Dr. Paul L. Harding

/Dr. Paul L. Harding

Dr. Paul L. Harding (1898-1989)

Inducted 2013

Highlights

Harding joined the United States Department of Agriculture, eventually becoming one of their leading scientists and was soon assigned to Orlando, FL to investigate seasonal changes in citrus fruit. In 1965, he became lead scientist for Southeastern Citrus and Vegetable Investigations in the Market Quality Division. His work helped to improve the delievered quality of citrus. Known as the father of Florida citrus maturity standards. He received numerous awards and was research advisor to Florida Citrus Commission and Florida Citrus Mutual.

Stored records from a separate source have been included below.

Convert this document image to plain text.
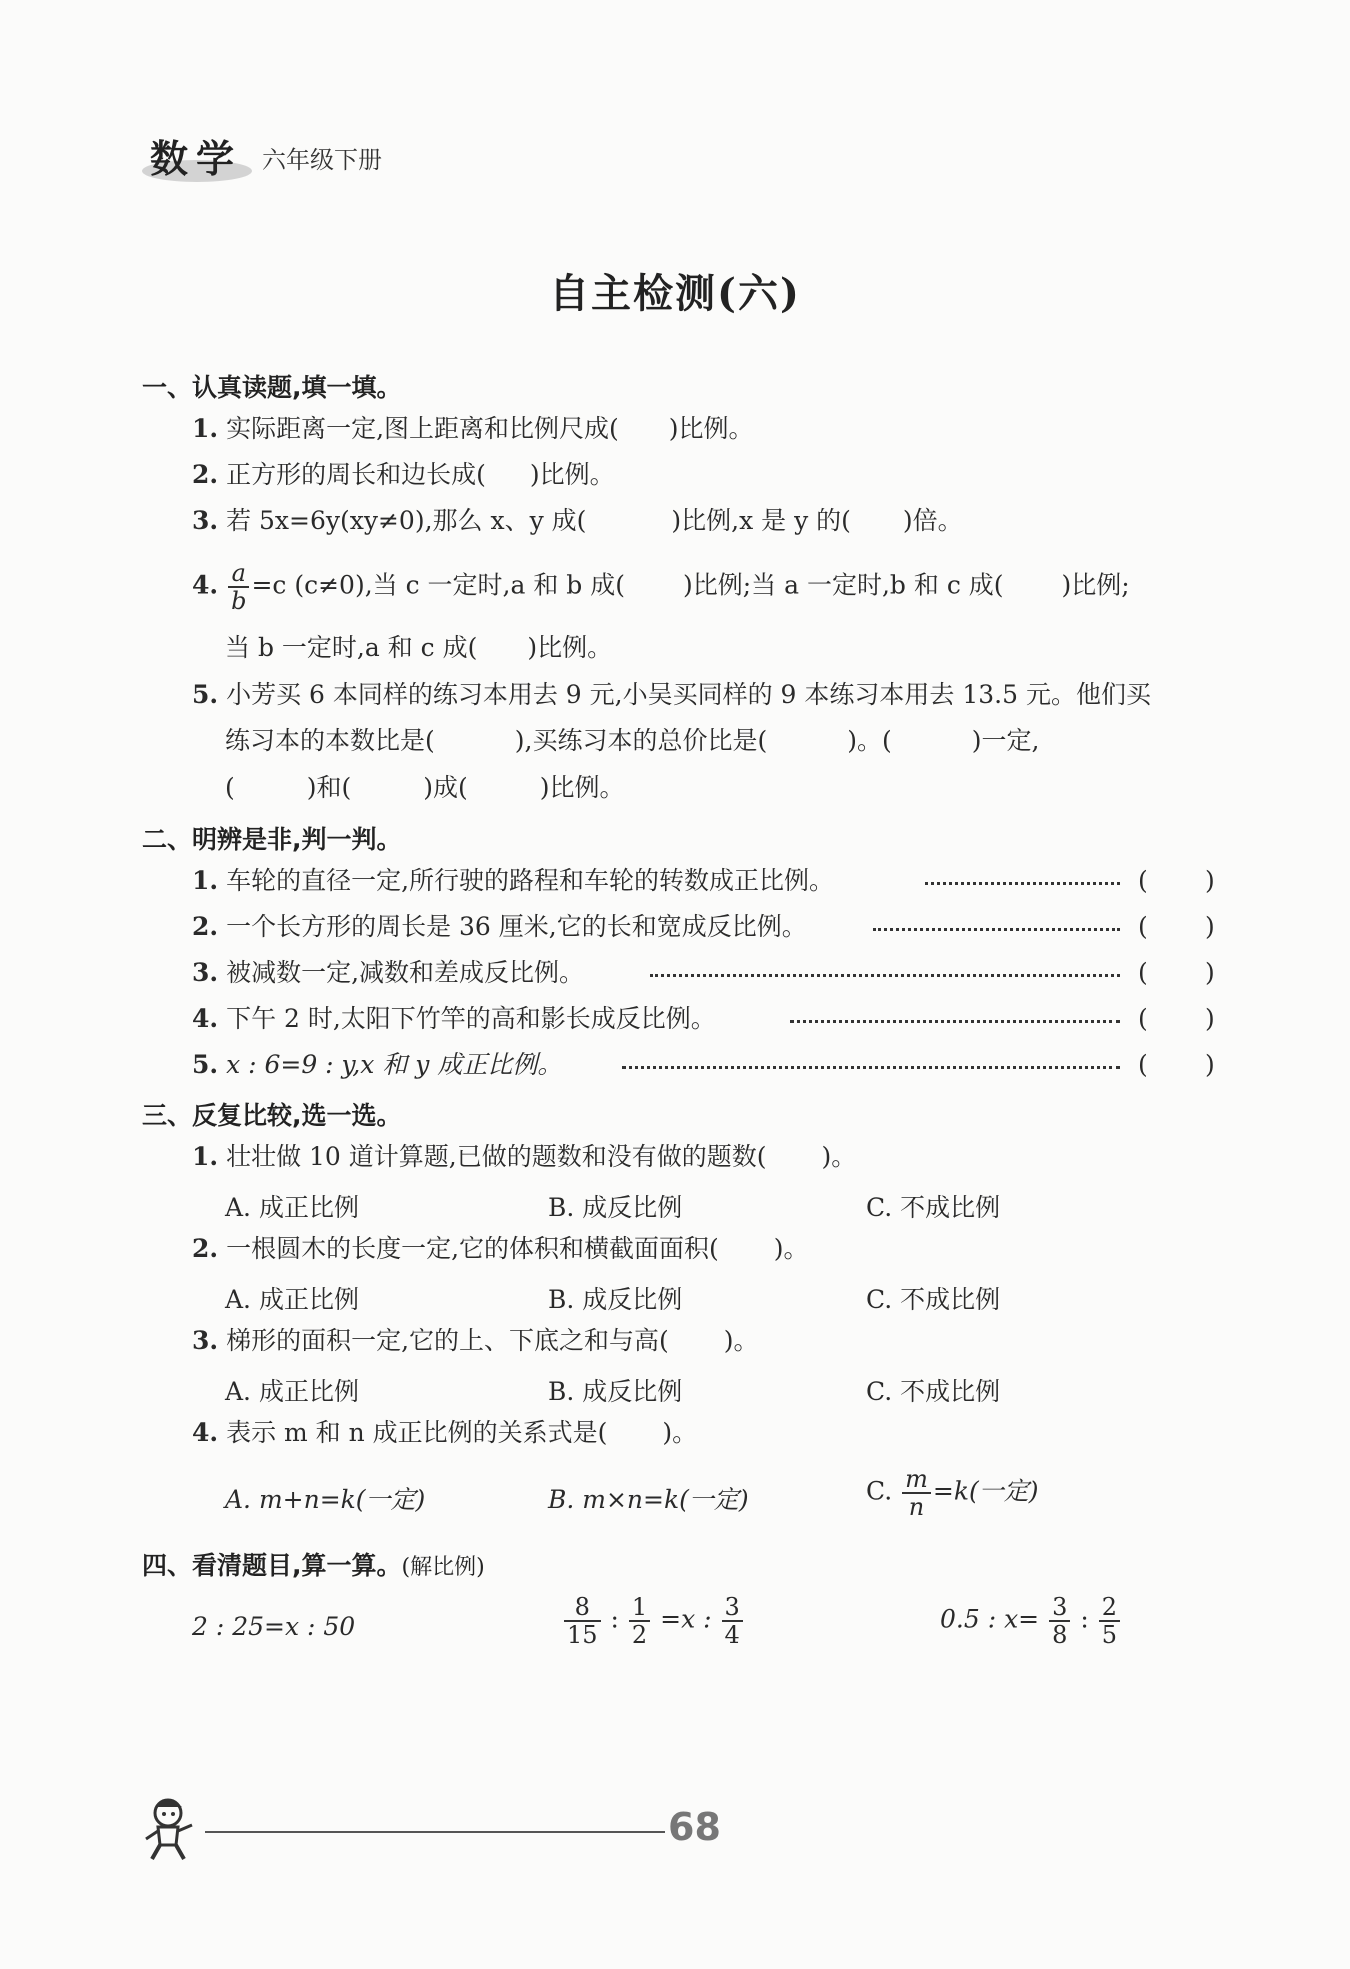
数学 六年级下册
自主检测(六)
一、认真读题,填一填。
1. 实际距离一定,图上距离和比例尺成( )比例。
2. 正方形的周长和边长成( )比例。
3. 若 5x=6y(xy≠0),那么 x、y 成(	)比例,x 是 y 的( )倍。
4. $\frac{a}{b} =c$ (c≠0),当 c 一定时,a 和 b 成( )比例;当 a 一定时,b 和 c 成( )比例;
当 b 一定时,a 和 c 成( )比例。
5. 小芳买 6 本同样的练习本用去 9 元,小吴买同样的 9 本练习本用去 13.5 元。他们买
练习本的本数比是(	),买练习本的总价比是(	)。(	)一定,
(	)和(	)成(	)比例。
二、明辨是非,判一判。
1. 车轮的直径一定,所行驶的路程和车轮的转数成正比例。	( )
2. 一个长方形的周长是 36 厘米,它的长和宽成反比例。	( )
3. 被减数一定,减数和差成反比例。	( )
4. 下午 2 时,太阳下竹竿的高和影长成反比例。	( )
5. x : 6=9 : y,x 和 y 成正比例。	( )
三、反复比较,选一选。
1. 壮壮做 10 道计算题,已做的题数和没有做的题数( )。
A. 成正比例	B. 成反比例	C. 不成比例
2. 一根圆木的长度一定,它的体积和横截面面积( )。
A. 成正比例	B. 成反比例	C. 不成比例
3. 梯形的面积一定,它的上、下底之和与高( )。
A. 成正比例	B. 成反比例	C. 不成比例
4. 表示 m 和 n 成正比例的关系式是( )。
A. m+n=k(一定)	B. m×n=k(一定)	C. $\frac{m}{n} =k$(一定)
四、看清题目,算一算。(解比例)
2 : 25=x : 50	$\frac{8}{15}$ : $\frac{1}{2} =x$ : $\frac{3}{4}$	0.5 : $x= \frac{3}{8}$ : $\frac{2}{5}$
68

  • United States Department of Agriculture
  • Southeastern Citrus and Vegetable Investigations
  • Florida Citrus Maturity Standards
  • Florida Horticulture Society
  • American Soceity of Horticulture Sciences
  • American Institute of Biological Sciences
  • Florida Citrus Commission
  • Florida Citrus Mutual

Bio

Paul Harding was born in Provo, Utah on May 7, 1898. After earning degrees from Brigham Young University, Utah State, and a Ph.D. in Horticulture from Iowa State College in 1930, Harding joined the United States Department of Agriculture, eventually becoming one of the department’s leading scientists. In 1935 he was assigned to Orlando, Florida to investigate seasonal changes in citrus fruits. In 1965 Harding became the lead scientist for Southeastern Citrus and Vegetable Investigations in the Market Quality Division in the Agriculture Research Service.

In his 33 year professional career, Harding published roughly 140 papers on varied subjects important to the industry such as arrival conditions, nutritional value of citrus, quality, and storage. His work helped to upgrade the delivered quality of domestic and exported citrus. Harding is known as the father of Florida citrus maturity standards due to his numerous publications on the subject. Much of his work is still the industry standard today.

Harding was a member of the Florida Horticulture Society, the American Society of Horticulture Sciences, and the American Institute of Biological Sciences. He received the USDA Certificate of Merit in 1956, the Certificate of Merit and Superior Service Awards from the USDA in 1957, and the Annual Research award from Florida Fruit and Vegetable Association. He was Chairman of the Florida Committee of the Hoblitzelle National Award in 1959 and was also Chairman of the Charles G. Woodbury Award in Raw Products Research in 1959. Harding also served as research advisor to the Florida Citrus Commission (1948 to 1968) and to Florida Citrus Mutual (1950-1960).

Credited with helping to modernize the citrus industry through his research, Harding retired from the Florida Citrus Commission in 1968 and he died in 1989, but his legacy lives on through his research and many other contributions that are still used by growers and packers.